Leya resembles a horse in more than one ways. I don't mean this in a derogatory way at all. Everyone saw this in her and she saw this before everyone saw it. I need to specify this because these days it seems that I can't utter a sentence without offending at least one person. She has a big frame, an intimidating jaw held up by a sturdy kind of body that invokes warmth and trust and a sheet of shiny, straight black hair, that has been the envy of all girls in her class.

Leya loves like a horse too. Assuming that horses love like dogs do. You can tell how committed they are to their keepers. The only problem is that you can never tell it by their face, if they are happy or sad to be where they are. This has made it a bit tough for Leya's boyfriends over the years to figure out what she really feels/wants. She can simmer for days on end and no sentiment floats to the surface.
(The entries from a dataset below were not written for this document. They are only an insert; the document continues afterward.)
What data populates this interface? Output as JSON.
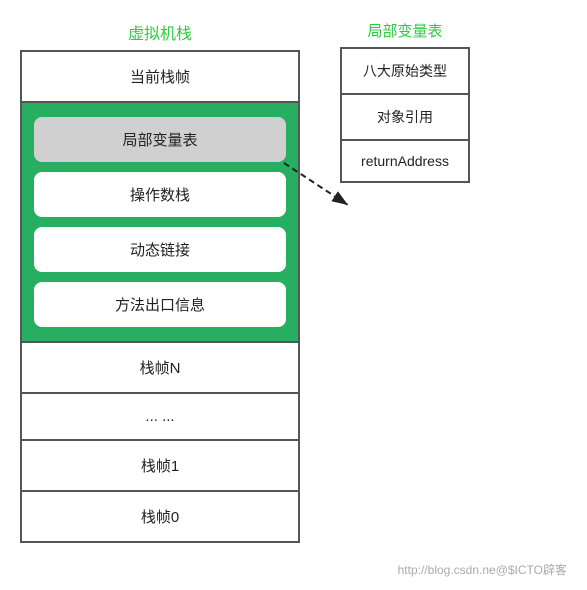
{
  "virtual_stack": {
    "label": "虚拟机栈",
    "current_frame": "当前栈帧",
    "green_frame": {
      "local_vars_box": "局部变量表",
      "operand_stack": "操作数栈",
      "dynamic_link": "动态链接",
      "method_exit": "方法出口信息"
    },
    "frame_n": "栈帧N",
    "frame_dots": "... ...",
    "frame_1": "栈帧1",
    "frame_0": "栈帧0"
  },
  "local_var_table": {
    "label": "局部变量表",
    "rows": [
      "八大原始类型",
      "对象引用",
      "returnAddress"
    ]
  },
  "watermark": "http://blog.csdn.ne@$ICTO辟客"
}
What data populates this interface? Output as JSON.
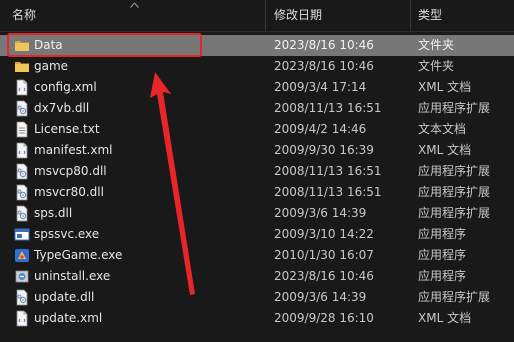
{
  "header": {
    "name_label": "名称",
    "date_label": "修改日期",
    "type_label": "类型"
  },
  "rows": [
    {
      "name": "Data",
      "date": "2023/8/16 10:46",
      "type": "文件夹",
      "icon": "folder-icon",
      "selected": true
    },
    {
      "name": "game",
      "date": "2023/8/16 10:46",
      "type": "文件夹",
      "icon": "folder-icon"
    },
    {
      "name": "config.xml",
      "date": "2009/3/4 17:14",
      "type": "XML 文档",
      "icon": "xml-file-icon"
    },
    {
      "name": "dx7vb.dll",
      "date": "2008/11/13 16:51",
      "type": "应用程序扩展",
      "icon": "dll-file-icon"
    },
    {
      "name": "License.txt",
      "date": "2009/4/2 14:46",
      "type": "文本文档",
      "icon": "text-file-icon"
    },
    {
      "name": "manifest.xml",
      "date": "2009/9/30 16:39",
      "type": "XML 文档",
      "icon": "xml-file-icon"
    },
    {
      "name": "msvcp80.dll",
      "date": "2008/11/13 16:51",
      "type": "应用程序扩展",
      "icon": "dll-file-icon"
    },
    {
      "name": "msvcr80.dll",
      "date": "2008/11/13 16:51",
      "type": "应用程序扩展",
      "icon": "dll-file-icon"
    },
    {
      "name": "sps.dll",
      "date": "2009/3/6 14:39",
      "type": "应用程序扩展",
      "icon": "dll-file-icon"
    },
    {
      "name": "spssvc.exe",
      "date": "2009/3/10 14:22",
      "type": "应用程序",
      "icon": "exe-file-icon"
    },
    {
      "name": "TypeGame.exe",
      "date": "2010/1/30 16:07",
      "type": "应用程序",
      "icon": "typegame-app-icon"
    },
    {
      "name": "uninstall.exe",
      "date": "2023/8/16 10:46",
      "type": "应用程序",
      "icon": "uninstall-app-icon"
    },
    {
      "name": "update.dll",
      "date": "2009/3/6 14:39",
      "type": "应用程序扩展",
      "icon": "dll-file-icon"
    },
    {
      "name": "update.xml",
      "date": "2009/9/28 16:10",
      "type": "XML 文档",
      "icon": "xml-file-icon"
    }
  ],
  "colors": {
    "background": "#191919",
    "selection": "#777777",
    "annotation": "#e8262a",
    "folder": "#e8b84a"
  }
}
This is unnatural, of course, for you blow up like a balloon on the inside threatening to burst. That's probably the only time she resembles a Puffbird. So for a long while nothing is wrong and then suddenly everything is wrong and you can see her galloping away. A few minutes later though, deflated, she trots back towards you.

Tuesday, January 17, 2017

When I have been away from words for a long period I hesitate a lot while coming back. Fear the many questions I had pushed under the carpet, so that everything would appear clean. Even normal. I worry that when I come back, maybe they wont take me back because of some reason. Maybe sometimes, too long an absence is not short of cheating. 

Thursday, January 5, 2017

Sometimes when I find myself being swallowed up by a difficult text I often stop to wonder if I really want to go there. I'm sure that the space I will enter will be complex and terrifying and I will get to learn all these new things but I keep worrying if I will be able come up to breathe and find my way to the shore. By shore I mean the real world where we carry out our everyday thing; where we function with people who don't waste too much time thinking about things, who are mostly just grateful that they can get by. While I am delving deep into these books I'm constantly hoping to bring something back with me. Not something that is complex only to make me look smart. (That kind of bluff gets caught sooner than later). Not necessarily a lesson even but just a simple memento that would make us a little bit happier, a little more at peace and thus make life a little bit easier. After all, what's the point of knowledge if you cannot put out something good in the world?
But that is only possible if you believe me.